After a devastating earthquake in October 2005, Habitat for Humanity Pakistan started a project to help households in north-west Pakistan. Our team distributed emergency supplies, constructed transitional shelters, and established Habitat Resource Centres to support house repairs and reconstruction, salvage and reprocess construction materials and skills train. Working with partners and the government of Pakistan’s Earthquake Reconstruction and Rehabilitation Authority, the project assisted more than 10,000 families.
- Oct. 8, 2005 — Earthquake struck northwest Pakistan.
- Oct. 15, 2005 — Distribution of materials began.
- December 2005 — Transitional shelter construction began.
- July 2006 — HRCs established in Balakot and Mansehra.

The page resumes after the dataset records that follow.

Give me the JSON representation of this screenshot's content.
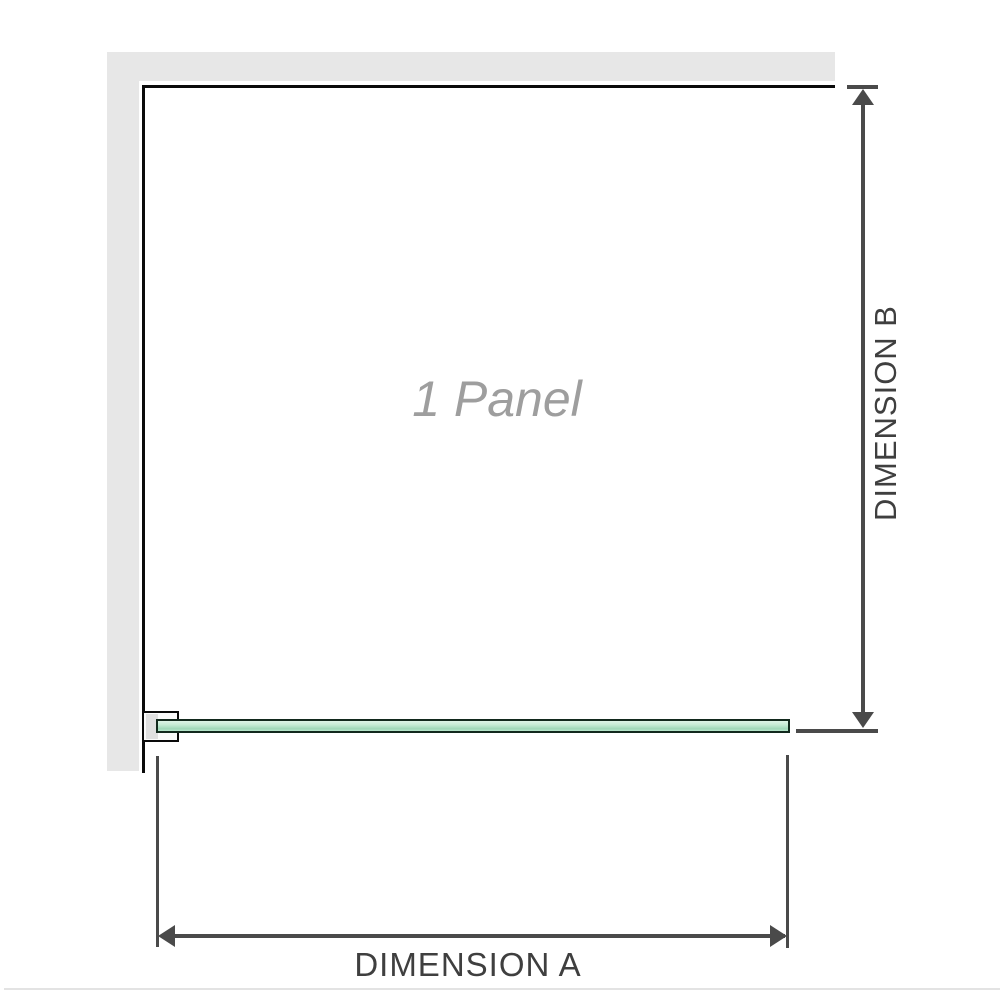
{
  "diagram": {
    "panel_label": "1 Panel",
    "dimension_a_label": "DIMENSION A",
    "dimension_b_label": "DIMENSION B"
  },
  "colors": {
    "wall_fill": "#e7e7e7",
    "outline": "#0a0a0a",
    "dimension_line": "#4a4a4a",
    "label_text": "#3f3f3f",
    "panel_text": "#9e9e9e",
    "glass_edge": "#12291d"
  }
}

- August 2006 — ERRA began government housing grants.
- September 2006 — HRCs mobile sawmill services began.
- October 2008 — New phase of the house repair project began.
On Oct. 8, 2005, a magnitude-7.6 earthquake struck Pakistan, India and Afghanistan. The epicentre was near Muzaffarabad, the capital of Pakistani-administered Kashmir, about 100 km north-northeast of Islamabad, the capital.
The earthquake devastated towns and villages in northwest Frontier Province, Northern Punjab and Kashmir. Even before the tragedy, people in six of the nine districts that were hardest hit scraped a living from their small landholdings.
Aftershocks and landslides severed roads, hampering relief efforts. About 250,000 people were forced into tent camps. Almost 750,000 people were stranded in the mountains, relying on airlifts for food, shelter and medicine. The Pakistani government estimated that the earthquake affected 3.5 million people, killed 73,276, injured 70,000, and left 2.8 million homeless.
The project consisted of several phases, from emergency response to rebuilding permanent homes. After an initial supply of non-food items (including 800 winter survival kits, 500 blankets, 150 waterproof tents, ropes, buckets, nails and tarpaulins), transitional shelters were used to prevent the need to remove families from their communities and livelihoods. The transitional shelters consisted of a dome-shaped design adapted for quick assembly. The design featured materials that could be reused later in permanent housing.
For permanent reconstruction, the project provided technical support and assistance for the design, as well as the processing and recycling of salvaged materials. The project also brought construction of new housing that met new government standards intended to mitigate earthquake risks. We also handled house repairs and developed training on construction-related skills.
We initially worked in Balakot, a town near the epicentre of the earthquake. In collaboration with Partner Aid International, materials for the transitional shelters were flown to remote areas by the Pakistani military. Most of the labour was provided by the families under technical direction by our staff.
Pakistan’s Earthquake Reconstruction and Rehabilitation Authority announced a US$3.5 billion, three-year recovery plan. Families building their homes to new earthquake-resilient designs were eligible for government grants. In August 2006, the authorities assigned our staff to rebuild in four union council areas. About 30 percent of the more than 18,000 homes in the areas had been destroyed or badly damaged.
Several factors hampered local people from building their homes to the new standards:
- A lack of skilled labor.
- Shortages of roofing sheets and materials for upper walls.
- No equipment for cutting the significant amounts of wood and timber that was salvaged.
- It was clear that in order to prevent death and injury from another earthquake, a different house design would be needed. The design would have to be acceptable to the cultural traditions and meet the new building standards.
We established Habitat Resource Centres in Mansehra and Balakot. The HRCs served three important functions: they were bases for local Habitat teams to store construction materials, places for members of the communities to decide about their rebuilding programs, and places for people to receive training and advice. The centres were also distribution points for materials.
Designs were tested to ensure they worked and were earthquake-resilient. Villagers were consulted about needs and preferences. Families brought pieces of salvaged timber for cutting and processing. Because many communities were very remote, in many cases it was easier to take the equipment to the villages, rather than send the timbers to the resource centres.
Our team used mobile sawmills and at each stop, villagers brought their salvaged timber for cutting into boards and trusses. We then set up traveling teams to accompany the mobile sawmills. These teams trained local trainers, certified house designs and trained residents on the use of lighter-weight materials, proper linking of superstructures and foundations and other government-mandated standards for earthquake-resistant building.
Lessons & Promising Practices
• Transitional shelter and distribution of NFIs proved to be a rational strategy to prevent displacement and disruption of basic economic activity and livelihoods.
• A fairly well coordinated government strategy in support of reconstruction was a key element, particularly the issuing of new earthquake-resistant design and construction standards.
• HRCs proved to be an important program delivery platform, creating many avenues for technical support and training.
• A mobile version of the HRCs brought technical assistance to communities that otherwise would have gone unattended. This outreach model for HRCs services should be explored more for its potential to improve quality in shelter and housing reconstruction.
• The estimated cost of a new home, if materials were bought commercially, was US$2,500. By dismantling damaged homes to salvage timber and reusing materials from the transitional shelters, the average cost was just US$500.